I felt, back then, that detailing these losses told most of the story of my life. Cancer had taken so much from me.
Now I’ve lost much more to cancer—not from my own body or from the bodies of my immediate family, but from the many friends I’ve known in the ensuing years who have lost parts to this disease or who have died from cancer. There’s something about being a cancer survivor that connects me to others who are struggling with cancer. When acquaintances are diagnosed, they often come to me. Sometimes it’s because I’ve been there and I can share their experiences in the ways that no one else can. Sometimes it’s for insider knowledge—to help them to strategize a treatment. Sometimes it’s to grieve…to talk about what it’s like to lose a part of yourself and go on being “you.”
I don’t really remember anymore what life was like before my cancer. It’s been over 20 years now and my body feels right just the way it is—missing parts and all. Though I can’t say that I’m ‘grateful’ for the experiences that have come my way because of having had this disease, I am happy that it has helped me to reach out to so many people. There is something about being a cancer survivor that allows me to cross bridges of age, gender, race, and to be friends with people of all kinds. I love that part of my life. It feels good.
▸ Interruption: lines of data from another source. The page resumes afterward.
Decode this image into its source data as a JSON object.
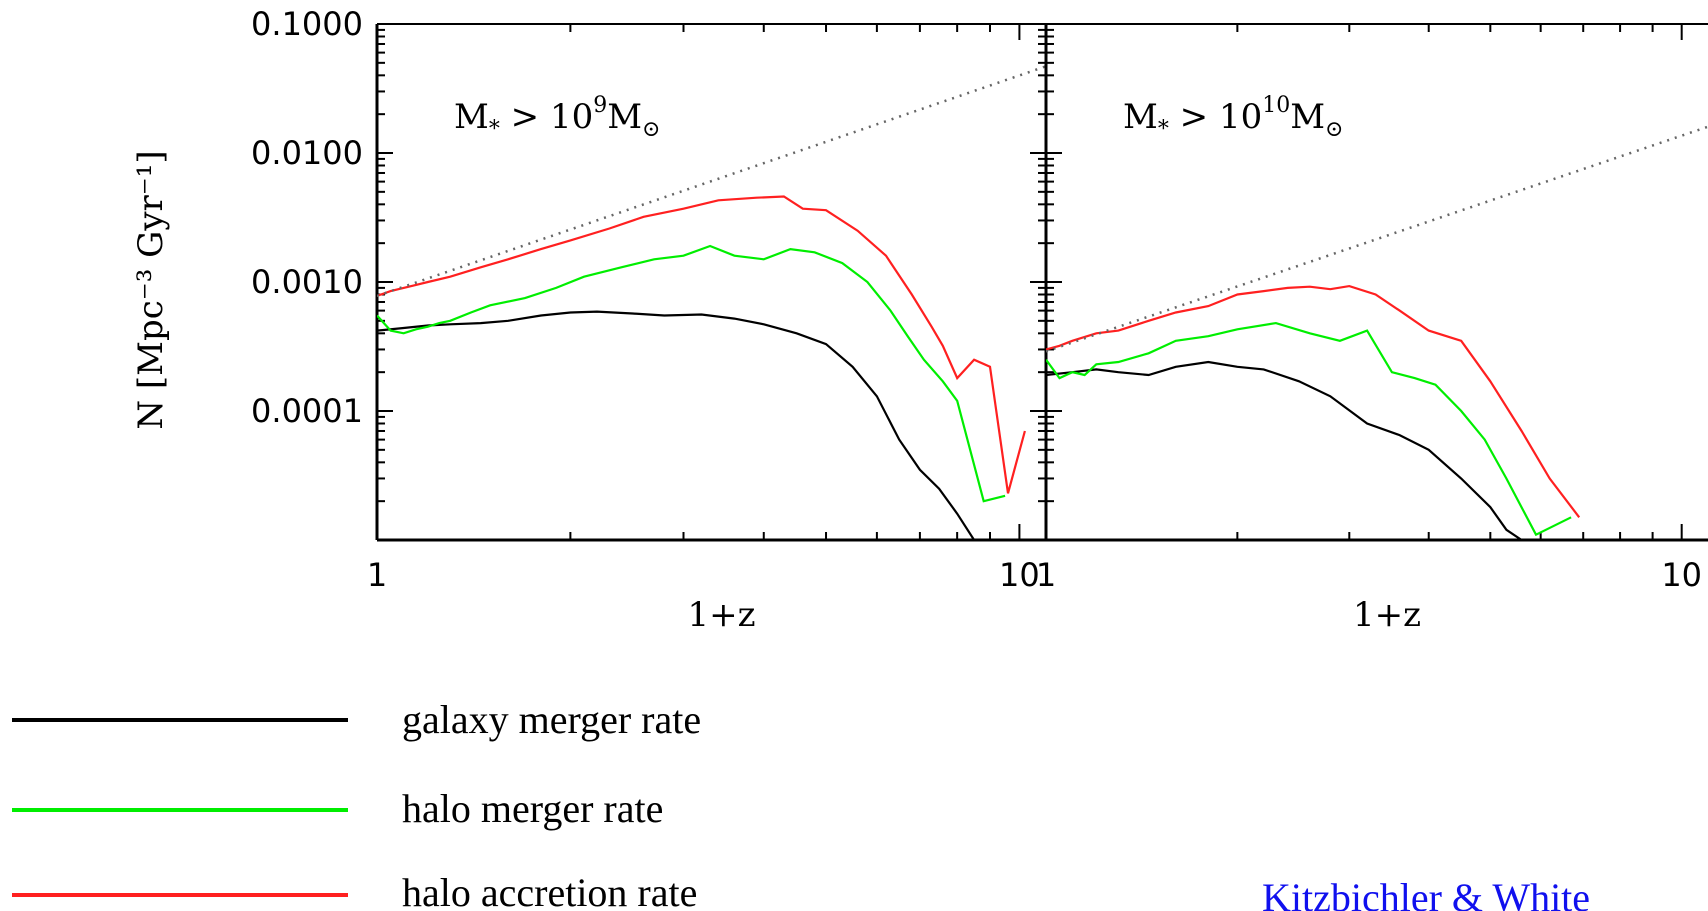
{
  "chart_data": [
    {
      "type": "line",
      "panel_label": {
        "prefix": "M",
        "sub": "*",
        "op": " > ",
        "base": "10",
        "exp": "9",
        "unit": "M",
        "unit_sub": "⊙"
      },
      "xlabel": "1+z",
      "ylabel": "N [Mpc⁻³ Gyr⁻¹]",
      "xscale": "log",
      "yscale": "log",
      "xlim": [
        1,
        11
      ],
      "ylim": [
        1e-05,
        0.1
      ],
      "xticks": [
        "1",
        "10"
      ],
      "yticks": [
        "0.1000",
        "0.0100",
        "0.0010",
        "0.0001"
      ],
      "series": [
        {
          "name": "galaxy merger rate",
          "color": "#000000",
          "style": "solid",
          "x": [
            1.0,
            1.1,
            1.2,
            1.3,
            1.45,
            1.6,
            1.8,
            2.0,
            2.2,
            2.5,
            2.8,
            3.2,
            3.6,
            4.0,
            4.5,
            5.0,
            5.5,
            6.0,
            6.5,
            7.0,
            7.5,
            8.0,
            8.5
          ],
          "y": [
            0.00042,
            0.00044,
            0.00046,
            0.00047,
            0.00048,
            0.0005,
            0.00055,
            0.00058,
            0.00059,
            0.00057,
            0.00055,
            0.00056,
            0.00052,
            0.00047,
            0.0004,
            0.00033,
            0.00022,
            0.00013,
            6e-05,
            3.5e-05,
            2.5e-05,
            1.6e-05,
            1e-05
          ]
        },
        {
          "name": "halo merger rate",
          "color": "#00ee00",
          "style": "solid",
          "x": [
            1.0,
            1.05,
            1.1,
            1.15,
            1.2,
            1.25,
            1.3,
            1.4,
            1.5,
            1.7,
            1.9,
            2.1,
            2.4,
            2.7,
            3.0,
            3.3,
            3.6,
            4.0,
            4.4,
            4.8,
            5.3,
            5.8,
            6.3,
            6.7,
            7.1,
            7.6,
            8.0,
            8.8,
            9.5
          ],
          "y": [
            0.00055,
            0.00042,
            0.0004,
            0.00043,
            0.00045,
            0.00048,
            0.0005,
            0.00058,
            0.00066,
            0.00075,
            0.0009,
            0.0011,
            0.0013,
            0.0015,
            0.0016,
            0.0019,
            0.0016,
            0.0015,
            0.0018,
            0.0017,
            0.0014,
            0.001,
            0.0006,
            0.00038,
            0.00025,
            0.00017,
            0.00012,
            2e-05,
            2.2e-05
          ]
        },
        {
          "name": "halo accretion rate",
          "color": "#ff2020",
          "style": "solid",
          "x": [
            1.0,
            1.05,
            1.1,
            1.15,
            1.2,
            1.3,
            1.45,
            1.6,
            1.8,
            2.0,
            2.3,
            2.6,
            3.0,
            3.4,
            3.9,
            4.3,
            4.6,
            5.0,
            5.6,
            6.2,
            6.8,
            7.3,
            7.6,
            8.0,
            8.5,
            9.0,
            9.6,
            10.2
          ],
          "y": [
            0.00078,
            0.00085,
            0.0009,
            0.00095,
            0.001,
            0.0011,
            0.0013,
            0.0015,
            0.0018,
            0.0021,
            0.0026,
            0.0032,
            0.0037,
            0.0043,
            0.0045,
            0.0046,
            0.0037,
            0.0036,
            0.0025,
            0.0016,
            0.0008,
            0.00045,
            0.00032,
            0.00018,
            0.00025,
            0.00022,
            2.3e-05,
            7e-05
          ]
        },
        {
          "name": "",
          "color": "#666666",
          "style": "dotted",
          "x": [
            1.0,
            11.0
          ],
          "y": [
            0.00078,
            0.047
          ]
        }
      ]
    },
    {
      "type": "line",
      "panel_label": {
        "prefix": "M",
        "sub": "*",
        "op": " > ",
        "base": "10",
        "exp": "10",
        "unit": "M",
        "unit_sub": "⊙"
      },
      "xlabel": "1+z",
      "ylabel": "",
      "xscale": "log",
      "yscale": "log",
      "xlim": [
        1,
        11
      ],
      "ylim": [
        1e-05,
        0.1
      ],
      "xticks": [
        "1",
        "10"
      ],
      "yticks": [],
      "series": [
        {
          "name": "galaxy merger rate",
          "color": "#000000",
          "style": "solid",
          "x": [
            1.0,
            1.1,
            1.2,
            1.3,
            1.45,
            1.6,
            1.8,
            2.0,
            2.2,
            2.5,
            2.8,
            3.2,
            3.6,
            4.0,
            4.5,
            5.0,
            5.3,
            5.6
          ],
          "y": [
            0.00019,
            0.0002,
            0.00021,
            0.0002,
            0.00019,
            0.00022,
            0.00024,
            0.00022,
            0.00021,
            0.00017,
            0.00013,
            8e-05,
            6.5e-05,
            5e-05,
            3e-05,
            1.8e-05,
            1.2e-05,
            1e-05
          ]
        },
        {
          "name": "halo merger rate",
          "color": "#00ee00",
          "style": "solid",
          "x": [
            1.0,
            1.05,
            1.1,
            1.15,
            1.2,
            1.3,
            1.45,
            1.6,
            1.8,
            2.0,
            2.3,
            2.6,
            2.9,
            3.2,
            3.5,
            3.8,
            4.1,
            4.5,
            4.9,
            5.3,
            5.9,
            6.7
          ],
          "y": [
            0.00025,
            0.00018,
            0.0002,
            0.00019,
            0.00023,
            0.00024,
            0.00028,
            0.00035,
            0.00038,
            0.00043,
            0.00048,
            0.0004,
            0.00035,
            0.00042,
            0.0002,
            0.00018,
            0.00016,
            0.0001,
            6e-05,
            3e-05,
            1.1e-05,
            1.5e-05
          ]
        },
        {
          "name": "halo accretion rate",
          "color": "#ff2020",
          "style": "solid",
          "x": [
            1.0,
            1.05,
            1.1,
            1.2,
            1.3,
            1.45,
            1.6,
            1.8,
            2.0,
            2.2,
            2.4,
            2.6,
            2.8,
            3.0,
            3.3,
            3.6,
            4.0,
            4.5,
            5.0,
            5.6,
            6.2,
            6.9
          ],
          "y": [
            0.0003,
            0.00032,
            0.00035,
            0.0004,
            0.00042,
            0.0005,
            0.00058,
            0.00065,
            0.0008,
            0.00085,
            0.0009,
            0.00092,
            0.00088,
            0.00093,
            0.0008,
            0.0006,
            0.00042,
            0.00035,
            0.00017,
            7e-05,
            3e-05,
            1.5e-05
          ]
        },
        {
          "name": "",
          "color": "#666666",
          "style": "dotted",
          "x": [
            1.0,
            11.0
          ],
          "y": [
            0.00029,
            0.016
          ]
        }
      ]
    }
  ],
  "legend": [
    {
      "label": "galaxy merger rate",
      "color": "#000000"
    },
    {
      "label": "halo merger rate",
      "color": "#00ee00"
    },
    {
      "label": "halo accretion rate",
      "color": "#ff2020"
    }
  ],
  "credit": "Kitzbichler & White"
}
In every ward that I’ve lived in there are families who are in some stage of a cancer experience. It is a disease that has touched almost every family that I know. I’ll bet that you and everyone reading this post has been impacted by cancer somehow. We probably all have our stories of family members or good friends who have suffered with this disease. It’s odd how cancer ties communities of people together through a network of experience and loss. But it’s also the one gift that can come from such grief.